We were supposed to have our second date on Saturday night. On Saturday morning, I went to the Chocolate Festival at Bell Harbor and planned on heading to his place after that. But the thought of putting fuel in my car to make the journey didn't seem appealing, let alone driving to his place and spending time with him. Ewwww. I called my second ex-husband and my dad to vet my misgivings about the situation. Both of them encouraged me to run like hell away from this guy. At the time I was supposed to start my journey to his place, I called and canceled the date.
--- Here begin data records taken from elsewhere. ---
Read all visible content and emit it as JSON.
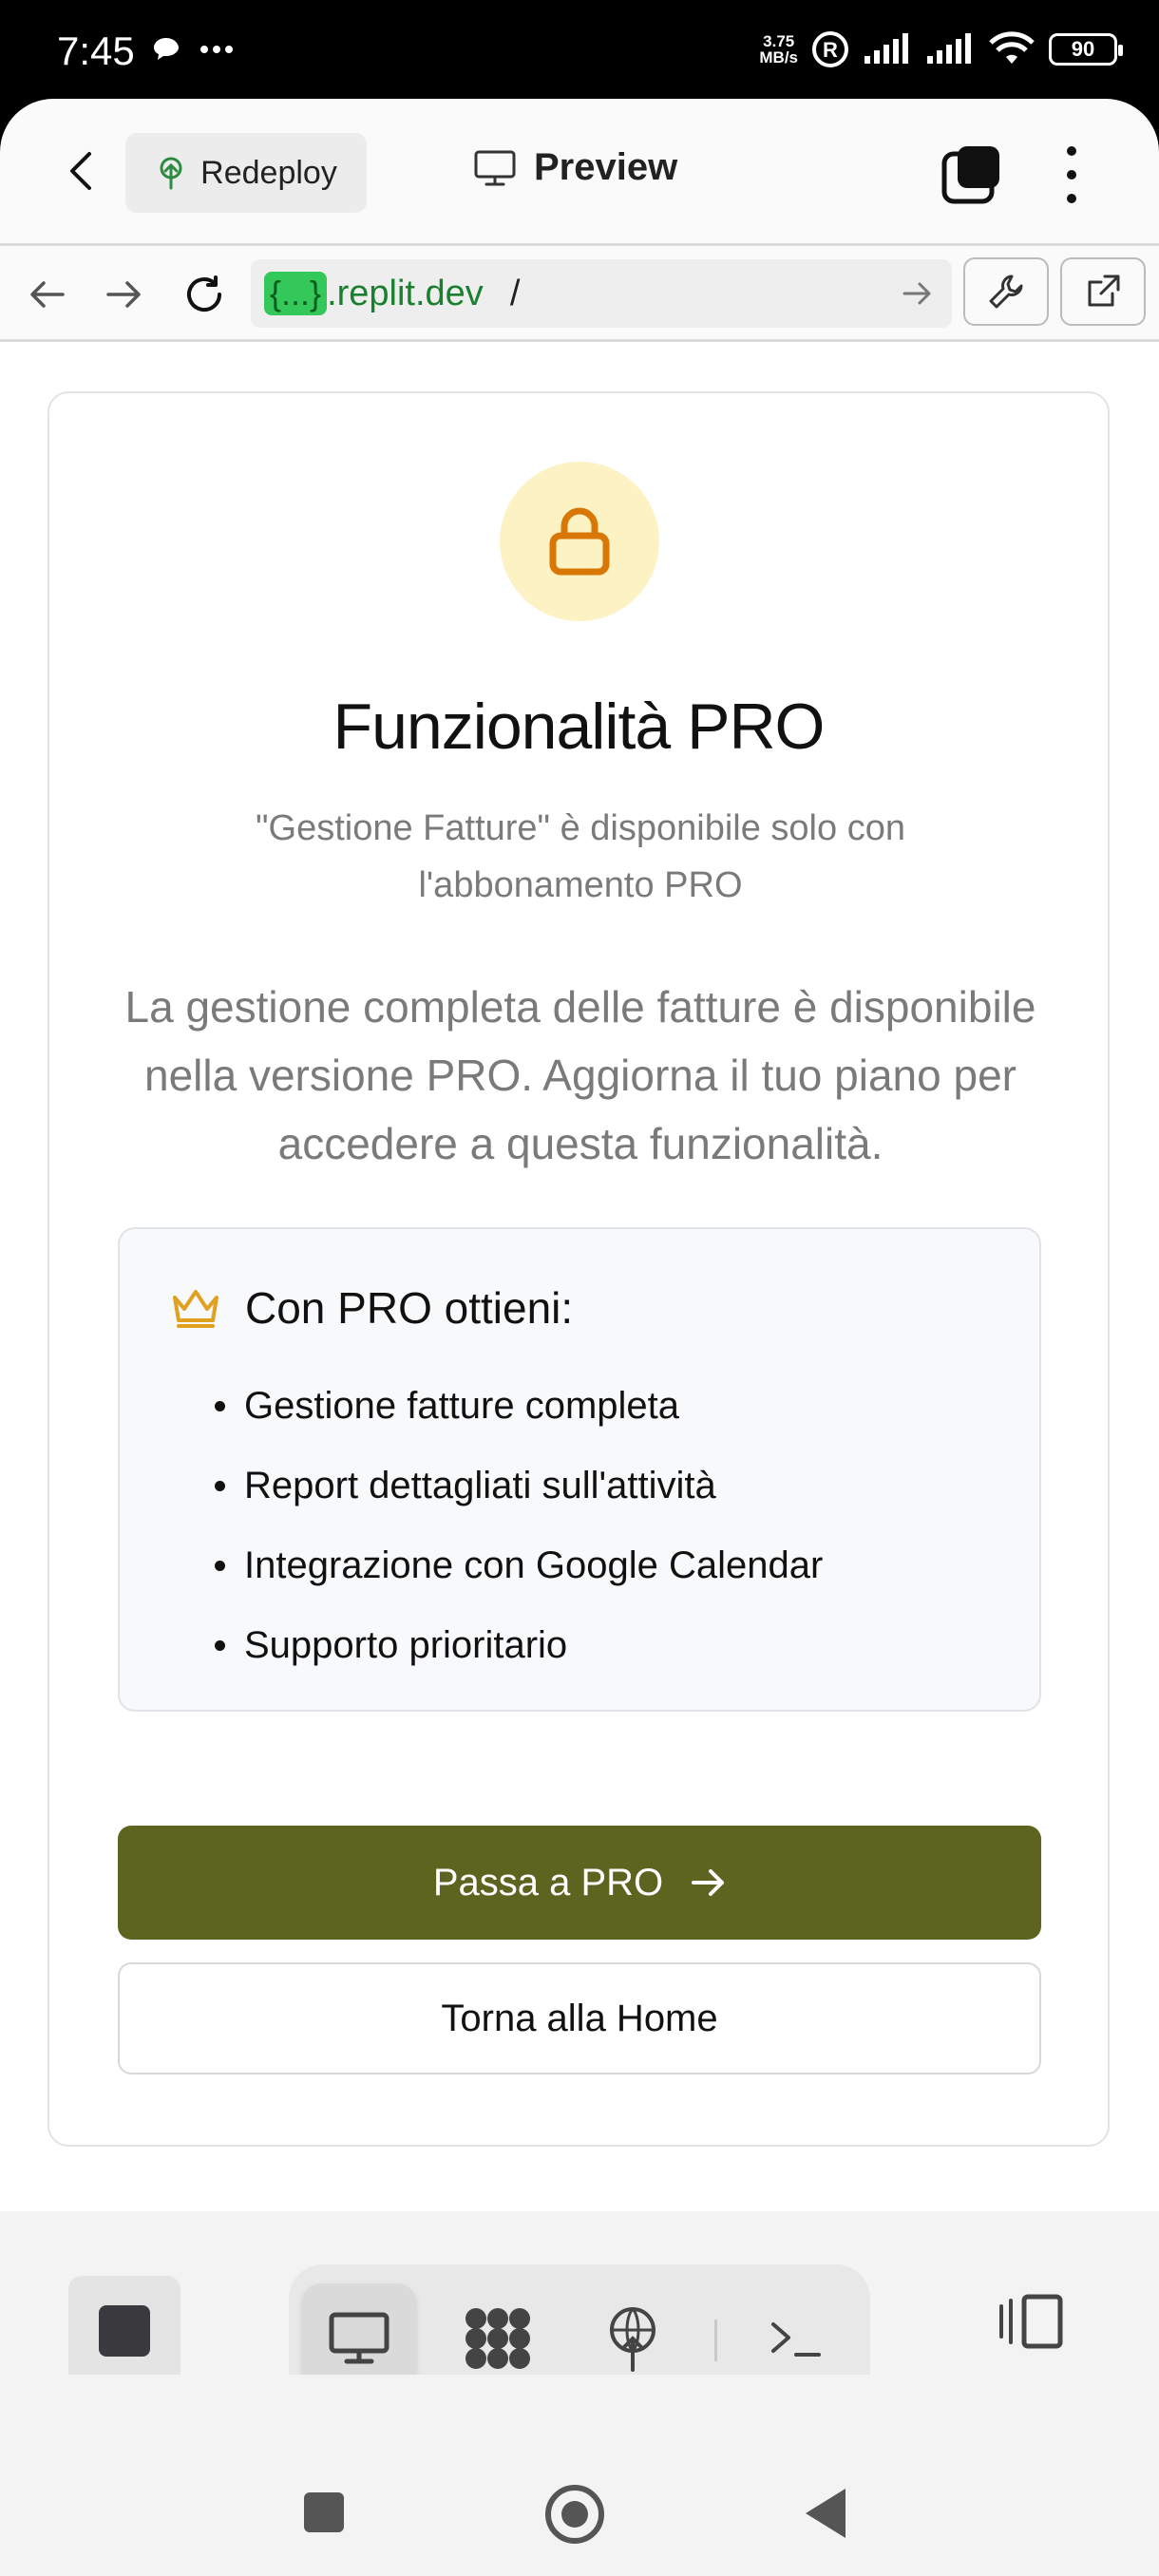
{
  "status_bar": {
    "time": "7:45",
    "net_speed_value": "3.75",
    "net_speed_unit": "MB/s",
    "battery": "90"
  },
  "top_bar": {
    "redeploy_label": "Redeploy",
    "title": "Preview"
  },
  "url_bar": {
    "badge": "{...}",
    "host": ".replit.dev",
    "path": "/"
  },
  "card": {
    "title": "Funzionalità PRO",
    "subtitle": "\"Gestione Fatture\" è disponibile solo con l'abbonamento PRO",
    "description": "La gestione completa delle fatture è disponibile nella versione PRO. Aggiorna il tuo piano per accedere a questa funzionalità.",
    "pro_box": {
      "heading": "Con PRO ottieni:",
      "features": [
        "Gestione fatture completa",
        "Report dettagliati sull'attività",
        "Integrazione con Google Calendar",
        "Supporto prioritario"
      ]
    },
    "primary_button": "Passa a PRO",
    "secondary_button": "Torna alla Home"
  },
  "colors": {
    "accent_olive": "#5c6420",
    "lock_bg": "#fdf2c4",
    "lock_icon": "#d97706",
    "crown": "#e0a020",
    "url_badge": "#34c759"
  },
  "icons": {
    "toolbar": [
      "stop-icon",
      "preview-monitor-icon",
      "workspace-grid-icon",
      "deploy-icon",
      "shell-terminal-icon",
      "layout-toggle-icon"
    ]
  }
}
I told him I didn't want to jump full fledged into a committed relationship; he was appalled that I wanted to see other people and was concerned that having his sperm on ice at UW Medical Center was the main factor in my decision to cancel our date. Yeah, frozen sperm was the deal breaker. Whatever dude. He didn't seem too surprised that I canceled our date; he likes to "lay things on thick" at the beginning. His form of "laying it on thick" translated into desperation and insecurity. And he wonders why he's still single. By now he may have dooped some poor, unsuspecting woman into being his frozen sperm baby-making machine, but it sure as hell wasn't going to be me. Yes, Jay was a real gem. If by "gem" I mean "polished turd."